MaskedMarauder has asked for the wisdom of the Perl Monks concerning the following question:

hi,
I get some input from a webform textarea elements I don't know what to do with. I suspect the users are cutting & pasting from an MS application of some sort, but the normal recoding tricks ( that I'm familiar with ) don't work. In particular, I have this example: text in normal UTF-8 with a couple 3 byte blocks of stuff. I'm told they're "just" apostrophes, but I don't see it. The input would look like this:

blah blah blah <E2><80><9C> blah blah blah <E2><80><9D> blah blah blah

Does anyone recognize this encoding and, if so, is there a standard way of dealing with it? iconv with the usual MS encodings doesn't do the trick.
Thanks.

Replies are listed 'Best First'.
Re: character encoding question
by dave_the_m (Monsignor) on Jun 01, 2004 at 22:35 UTC
    blah blah blah <E2><80><9C> blah blah blah <E2><80><9D> blah blah blah
    This looks like a utf-8 encoding of the Unicode code points 0x201c and 0x201d, which correspond to opening and closing double quotes (see General Punctuation at the Unicode web site for more details).
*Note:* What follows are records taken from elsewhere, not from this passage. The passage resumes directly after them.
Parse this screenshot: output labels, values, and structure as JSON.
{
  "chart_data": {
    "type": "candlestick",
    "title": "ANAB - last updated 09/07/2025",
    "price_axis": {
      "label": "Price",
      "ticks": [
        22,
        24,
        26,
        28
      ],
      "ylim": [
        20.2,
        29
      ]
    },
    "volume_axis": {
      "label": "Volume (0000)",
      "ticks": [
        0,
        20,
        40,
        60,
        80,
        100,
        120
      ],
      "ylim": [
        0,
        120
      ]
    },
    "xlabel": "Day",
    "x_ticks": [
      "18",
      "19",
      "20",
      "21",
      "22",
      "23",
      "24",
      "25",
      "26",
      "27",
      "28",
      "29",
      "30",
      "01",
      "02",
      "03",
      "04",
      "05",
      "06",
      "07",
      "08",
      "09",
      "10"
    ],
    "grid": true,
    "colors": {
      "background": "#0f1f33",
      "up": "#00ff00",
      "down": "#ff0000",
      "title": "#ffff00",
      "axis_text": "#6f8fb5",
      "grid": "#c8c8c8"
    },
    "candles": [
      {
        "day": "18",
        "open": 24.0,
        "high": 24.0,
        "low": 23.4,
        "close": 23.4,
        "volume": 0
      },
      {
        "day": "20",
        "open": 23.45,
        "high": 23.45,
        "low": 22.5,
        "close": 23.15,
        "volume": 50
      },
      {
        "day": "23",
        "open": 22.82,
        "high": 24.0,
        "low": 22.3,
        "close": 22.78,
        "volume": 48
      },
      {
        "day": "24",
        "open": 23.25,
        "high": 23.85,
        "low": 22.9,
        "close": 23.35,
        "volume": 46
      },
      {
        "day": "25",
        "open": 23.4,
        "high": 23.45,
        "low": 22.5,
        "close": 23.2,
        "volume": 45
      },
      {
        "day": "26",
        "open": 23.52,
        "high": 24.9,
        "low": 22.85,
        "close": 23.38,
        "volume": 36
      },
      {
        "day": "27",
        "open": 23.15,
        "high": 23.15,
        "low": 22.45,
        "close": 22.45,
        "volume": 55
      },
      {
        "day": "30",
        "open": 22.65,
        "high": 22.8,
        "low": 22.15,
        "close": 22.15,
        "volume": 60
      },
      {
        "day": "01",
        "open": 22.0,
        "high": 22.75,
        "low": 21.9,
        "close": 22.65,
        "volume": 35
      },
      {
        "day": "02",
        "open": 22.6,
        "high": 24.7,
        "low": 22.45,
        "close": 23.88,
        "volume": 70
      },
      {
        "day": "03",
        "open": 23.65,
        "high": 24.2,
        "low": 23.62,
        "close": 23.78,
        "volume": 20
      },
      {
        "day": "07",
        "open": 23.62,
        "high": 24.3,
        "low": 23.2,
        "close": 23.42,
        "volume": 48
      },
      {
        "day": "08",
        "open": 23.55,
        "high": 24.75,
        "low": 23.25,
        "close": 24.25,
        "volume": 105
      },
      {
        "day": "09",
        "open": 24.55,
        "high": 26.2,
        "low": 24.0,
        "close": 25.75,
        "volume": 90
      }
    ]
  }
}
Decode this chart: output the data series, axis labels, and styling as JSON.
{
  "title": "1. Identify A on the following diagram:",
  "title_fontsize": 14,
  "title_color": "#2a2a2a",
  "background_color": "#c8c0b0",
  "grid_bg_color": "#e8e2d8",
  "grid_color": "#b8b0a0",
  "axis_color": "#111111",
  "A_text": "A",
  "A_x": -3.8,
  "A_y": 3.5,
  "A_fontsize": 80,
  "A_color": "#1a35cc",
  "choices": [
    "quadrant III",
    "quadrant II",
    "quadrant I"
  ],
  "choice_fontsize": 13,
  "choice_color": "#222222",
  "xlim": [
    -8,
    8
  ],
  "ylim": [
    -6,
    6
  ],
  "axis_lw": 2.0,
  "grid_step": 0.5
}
    You can convert the 3 raw bytes into a single Unicode character as follows:

    $str = "\xE2\x80\x9c"; use Encode; $d = decode_utf8($str); print "ok\n" if length($d)== 1 && $d eq "\x{201c}";
    I don't know any general way converting obscure punctuation codes into simple near-equivalents.

    Dave.

      Thanks, this helped a lot. The content in question was being bassed through HTML::FromText and getting snarled up. I figured that FromText would do the right thing with utf-8 so when it failed I thought it must be something exotic. Silly me. It turns out the machine this is on has 5.6.1 Perl that doesn't do utf-8 particularly well.

      Your discussion pointed to the way for me to hadle it though; I'll just use a lookup table to handle the problem characters for the time being until the Perl gets upgraded.

      John
Re: character encoding question
by kvale (Monsignor) on Jun 01, 2004 at 22:24 UTC
    Googling on <E2><80><9C> finds a beginning double quote on some German sites, and I assume that the other is an ending qdouble quote. UTF-8 has some 3 character codes, so you may want to start there.

    -Mark

      Thanks, it never occurred to me to google it. I should have said the '<...>' stuff was cut & pasted from catting in an xterm and never thought to search for occurences.
Re: character encoding question
by El Linko (Beadle) on Jun 01, 2004 at 23:01 UTC
    This looks like its just the utf8 bytes coded in hex.
    $_=~s/<([a-f0-9][a-f0-9])>/chr(hex($1))/ieg;
    This will reverse it (as long as people arn't in the habit of submitting <E2> and meaning it.
    I think <E2><80><9D> is the so called smart quote( I vaguely recall seeing it somewhere).

Re: character encoding question
by Anonymous Monk on Jun 02, 2004 at 05:29 UTC
    What's the encoding of your webpage? You should specify one.
      its specified as utf-8 but that doesn't do the perl backend any good.